Tuesday, February 25, 2003

i'm going to write this OLD SCHOOL style, rambling and all! //

i haven't really done much since i last wrote in here... dear old letters to sender. i'm going to really miss the title, as it has really grown on me since... yeah.

life is good. it's not great, but i shouldn't really complain, since there are so many people out there who feel like shit right now. i don't know, maybe i should complain, and drive myself towards a greater level, closer to perfection. or maybe i shouldn't, because when you TRY and change shit like that, it totally doesn't go your way.

i guess i look sad to people at school, when they see me. i guess i'm a somberly d00d by nature, it's just the way i am. it could also be looming tiredness i always feel, a fatigue that isn't enough to fall asleep except during perhaps the most vital period of my day, american studies. i'm so fucking afraid of mr. day calling me out during class that i literally cry a sigh of relief whenever i realize i've dozed off. i don't know why i'm so energized after that class... i'm a complicated paradox only to myself!

jack in the box cheeseburgers like a motherfucker. i'm going to run out of money soon.

as far as today went, i strode my way through a biology test and leaped out of being suspect for looking at "softcore porn," as ms. anderson said. you see, during journalism, i was looking at a webcam portal, and i promptly exited after being tired of the trite gayness of people with webcams. however, i left my computer to go do something, and when i got back mustafa was in my seat looking at the site. after eventually kicking him off, i got a message from ms. mccray's administrative computer, which is in her office down the hall from the journalism lab. the bitch was spying on me, and she had apparently interpreted one of the webcam pictures as inappropriate. once i got the message, i exited out of all my programs, and leaped to the front row computers, telling seth to make me an alibi in case ms. mccray did in fact find out it was me on that computer. on a card of dumb luck, tyree sat where i had just left to avoid any reprecussions of looking at dirty pictures, and so he was mistaken as the culprit of this sad and stupid tale.

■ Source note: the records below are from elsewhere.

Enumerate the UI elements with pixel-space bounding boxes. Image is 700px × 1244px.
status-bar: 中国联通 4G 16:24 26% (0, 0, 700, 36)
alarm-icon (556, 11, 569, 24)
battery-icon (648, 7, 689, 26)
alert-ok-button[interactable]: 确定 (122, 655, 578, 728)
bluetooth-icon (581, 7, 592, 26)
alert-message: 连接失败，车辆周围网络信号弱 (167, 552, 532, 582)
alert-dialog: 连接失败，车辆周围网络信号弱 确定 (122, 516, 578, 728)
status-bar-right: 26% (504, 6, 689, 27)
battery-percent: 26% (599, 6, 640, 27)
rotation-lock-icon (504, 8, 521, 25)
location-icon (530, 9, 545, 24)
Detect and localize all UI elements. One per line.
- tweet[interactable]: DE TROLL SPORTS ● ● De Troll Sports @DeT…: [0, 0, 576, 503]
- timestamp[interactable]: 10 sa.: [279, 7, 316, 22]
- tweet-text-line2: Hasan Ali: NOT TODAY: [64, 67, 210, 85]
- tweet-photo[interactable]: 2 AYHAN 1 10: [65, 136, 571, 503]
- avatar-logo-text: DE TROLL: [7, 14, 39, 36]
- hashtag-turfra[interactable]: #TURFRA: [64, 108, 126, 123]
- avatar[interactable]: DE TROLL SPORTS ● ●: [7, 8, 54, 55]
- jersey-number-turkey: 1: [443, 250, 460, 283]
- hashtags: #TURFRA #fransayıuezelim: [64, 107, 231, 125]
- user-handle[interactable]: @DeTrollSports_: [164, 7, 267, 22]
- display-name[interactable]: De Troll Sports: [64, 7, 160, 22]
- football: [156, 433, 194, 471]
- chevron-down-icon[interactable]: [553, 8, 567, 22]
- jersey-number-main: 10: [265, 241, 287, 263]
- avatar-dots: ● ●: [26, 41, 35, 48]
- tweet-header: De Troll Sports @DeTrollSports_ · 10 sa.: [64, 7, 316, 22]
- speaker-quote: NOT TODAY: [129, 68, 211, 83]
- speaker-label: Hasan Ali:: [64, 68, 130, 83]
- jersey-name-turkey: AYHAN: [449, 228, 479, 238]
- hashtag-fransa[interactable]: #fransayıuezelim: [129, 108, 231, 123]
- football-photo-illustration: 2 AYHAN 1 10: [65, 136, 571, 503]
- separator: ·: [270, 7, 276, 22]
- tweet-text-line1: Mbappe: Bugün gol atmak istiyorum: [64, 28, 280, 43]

what's really funny though, is that the picture in question was only suggestive in material. it had a girl with the button of her pants undone, showing a little of her black underwear, and a post-it note that read "nasty."

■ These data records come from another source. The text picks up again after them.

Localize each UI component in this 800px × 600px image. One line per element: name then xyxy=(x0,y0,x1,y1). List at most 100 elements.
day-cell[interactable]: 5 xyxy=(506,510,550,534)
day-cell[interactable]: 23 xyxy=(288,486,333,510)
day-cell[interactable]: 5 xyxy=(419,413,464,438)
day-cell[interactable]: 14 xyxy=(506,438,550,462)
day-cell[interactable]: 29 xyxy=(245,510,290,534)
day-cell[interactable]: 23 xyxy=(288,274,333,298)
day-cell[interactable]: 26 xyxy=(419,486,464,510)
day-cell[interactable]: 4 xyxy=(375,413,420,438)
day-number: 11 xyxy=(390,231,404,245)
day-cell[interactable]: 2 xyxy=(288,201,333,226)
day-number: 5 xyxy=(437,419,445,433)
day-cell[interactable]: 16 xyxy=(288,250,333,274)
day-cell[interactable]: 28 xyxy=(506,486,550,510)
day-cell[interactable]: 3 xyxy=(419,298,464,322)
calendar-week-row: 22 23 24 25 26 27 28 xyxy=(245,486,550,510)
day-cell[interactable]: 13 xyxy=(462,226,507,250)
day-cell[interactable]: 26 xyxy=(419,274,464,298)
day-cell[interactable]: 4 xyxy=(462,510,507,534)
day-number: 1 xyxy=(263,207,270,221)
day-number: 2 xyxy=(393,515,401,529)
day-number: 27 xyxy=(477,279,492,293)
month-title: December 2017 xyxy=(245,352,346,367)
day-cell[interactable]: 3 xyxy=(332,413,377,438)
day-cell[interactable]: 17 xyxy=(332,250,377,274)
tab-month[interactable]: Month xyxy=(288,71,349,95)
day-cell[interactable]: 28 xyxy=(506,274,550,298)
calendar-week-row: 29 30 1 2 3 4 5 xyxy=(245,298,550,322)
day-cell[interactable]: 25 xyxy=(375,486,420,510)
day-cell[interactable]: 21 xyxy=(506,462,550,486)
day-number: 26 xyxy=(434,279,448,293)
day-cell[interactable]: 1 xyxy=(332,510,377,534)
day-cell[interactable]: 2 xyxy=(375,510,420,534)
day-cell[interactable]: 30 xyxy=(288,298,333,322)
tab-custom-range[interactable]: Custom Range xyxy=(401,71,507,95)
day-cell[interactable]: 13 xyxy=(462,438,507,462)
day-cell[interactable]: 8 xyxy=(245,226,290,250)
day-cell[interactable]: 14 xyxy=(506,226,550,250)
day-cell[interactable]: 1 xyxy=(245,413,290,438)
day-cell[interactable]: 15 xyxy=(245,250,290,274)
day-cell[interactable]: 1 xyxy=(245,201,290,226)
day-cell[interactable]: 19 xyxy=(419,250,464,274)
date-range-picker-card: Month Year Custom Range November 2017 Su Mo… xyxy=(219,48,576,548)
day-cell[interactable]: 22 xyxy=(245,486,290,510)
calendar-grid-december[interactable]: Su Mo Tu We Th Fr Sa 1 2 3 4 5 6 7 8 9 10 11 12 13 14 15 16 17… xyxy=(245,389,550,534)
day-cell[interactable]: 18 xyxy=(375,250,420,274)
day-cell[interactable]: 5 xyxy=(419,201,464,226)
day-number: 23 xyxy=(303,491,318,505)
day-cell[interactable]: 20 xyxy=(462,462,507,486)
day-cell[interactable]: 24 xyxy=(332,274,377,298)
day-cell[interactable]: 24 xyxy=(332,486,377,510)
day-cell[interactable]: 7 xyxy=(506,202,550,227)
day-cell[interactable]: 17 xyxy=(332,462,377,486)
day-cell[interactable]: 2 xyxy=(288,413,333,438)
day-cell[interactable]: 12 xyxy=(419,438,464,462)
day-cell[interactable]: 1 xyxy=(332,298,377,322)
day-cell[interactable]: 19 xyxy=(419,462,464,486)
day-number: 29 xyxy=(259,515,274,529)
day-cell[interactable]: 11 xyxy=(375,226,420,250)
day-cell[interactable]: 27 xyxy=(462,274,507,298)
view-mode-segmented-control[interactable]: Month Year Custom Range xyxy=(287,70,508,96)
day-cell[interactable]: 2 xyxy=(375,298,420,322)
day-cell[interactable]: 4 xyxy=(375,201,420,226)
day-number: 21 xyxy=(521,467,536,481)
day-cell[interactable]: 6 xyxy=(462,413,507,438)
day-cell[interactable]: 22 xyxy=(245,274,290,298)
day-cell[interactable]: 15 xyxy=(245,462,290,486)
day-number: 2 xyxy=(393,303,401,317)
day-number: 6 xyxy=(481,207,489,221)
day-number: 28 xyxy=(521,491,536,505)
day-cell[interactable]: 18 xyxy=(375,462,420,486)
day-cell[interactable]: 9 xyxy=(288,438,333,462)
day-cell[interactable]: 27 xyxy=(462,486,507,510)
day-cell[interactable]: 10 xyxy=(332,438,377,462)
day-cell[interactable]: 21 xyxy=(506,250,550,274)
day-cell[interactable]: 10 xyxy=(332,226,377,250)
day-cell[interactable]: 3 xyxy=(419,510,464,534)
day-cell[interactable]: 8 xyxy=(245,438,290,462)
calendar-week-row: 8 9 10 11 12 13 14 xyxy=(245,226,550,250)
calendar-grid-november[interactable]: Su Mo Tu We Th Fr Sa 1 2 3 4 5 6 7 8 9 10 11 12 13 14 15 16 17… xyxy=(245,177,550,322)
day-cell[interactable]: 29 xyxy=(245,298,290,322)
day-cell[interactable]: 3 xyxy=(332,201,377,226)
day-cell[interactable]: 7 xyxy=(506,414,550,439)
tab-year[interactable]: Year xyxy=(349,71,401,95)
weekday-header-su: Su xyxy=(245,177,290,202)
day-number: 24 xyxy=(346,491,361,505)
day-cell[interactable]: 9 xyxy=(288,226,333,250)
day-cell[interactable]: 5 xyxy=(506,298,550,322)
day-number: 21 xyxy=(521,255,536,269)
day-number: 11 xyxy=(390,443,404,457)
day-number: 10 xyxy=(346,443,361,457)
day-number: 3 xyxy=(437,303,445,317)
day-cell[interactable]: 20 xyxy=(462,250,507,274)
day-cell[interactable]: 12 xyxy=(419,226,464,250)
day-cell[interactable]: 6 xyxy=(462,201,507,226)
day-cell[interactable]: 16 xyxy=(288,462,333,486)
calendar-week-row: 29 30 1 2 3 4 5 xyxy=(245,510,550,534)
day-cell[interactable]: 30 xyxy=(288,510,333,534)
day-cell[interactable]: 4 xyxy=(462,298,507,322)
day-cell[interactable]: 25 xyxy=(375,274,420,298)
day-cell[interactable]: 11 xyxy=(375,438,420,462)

hearing ms. anderson call it "softcore porn" made me feel gross, like i was a pervert or something.

AND I WASN'T EVEN ENJOYING THAT CRAP! mustafa, i hope this is bad karma on your part, and i hope that hoping that this is bad karma for you isn't bad karma for me.

AND THANKS TYREE. you could have so easily ratted me out, and said "THERE, OVER THERE, THAT'S THE DIRTY FUCK YOU'RE LOOKING FOR!" but you didn't. you are truly a man of morals.

... haha, yeah right.

i need to write the premise for a two-minute movie that i'm supposed to create in video production... but jesus, i am a dried up well of ideas. I SUPPOSEDLY HAD A PASSION FOR THIS BULLSHIT!?! where did it go?

everything i think of stems into a full-length feature film, and two minutes is the requested length.

fuck.

oh yeah, i'm going to START on the new layout, once i get that photoshop disc from tyree. the absence of photoshop on my computer feels like i'm without a limb!

THERE, OVER THERE, THAT'S THE DIRTY FUCK YOU'RE LOOKING FOR!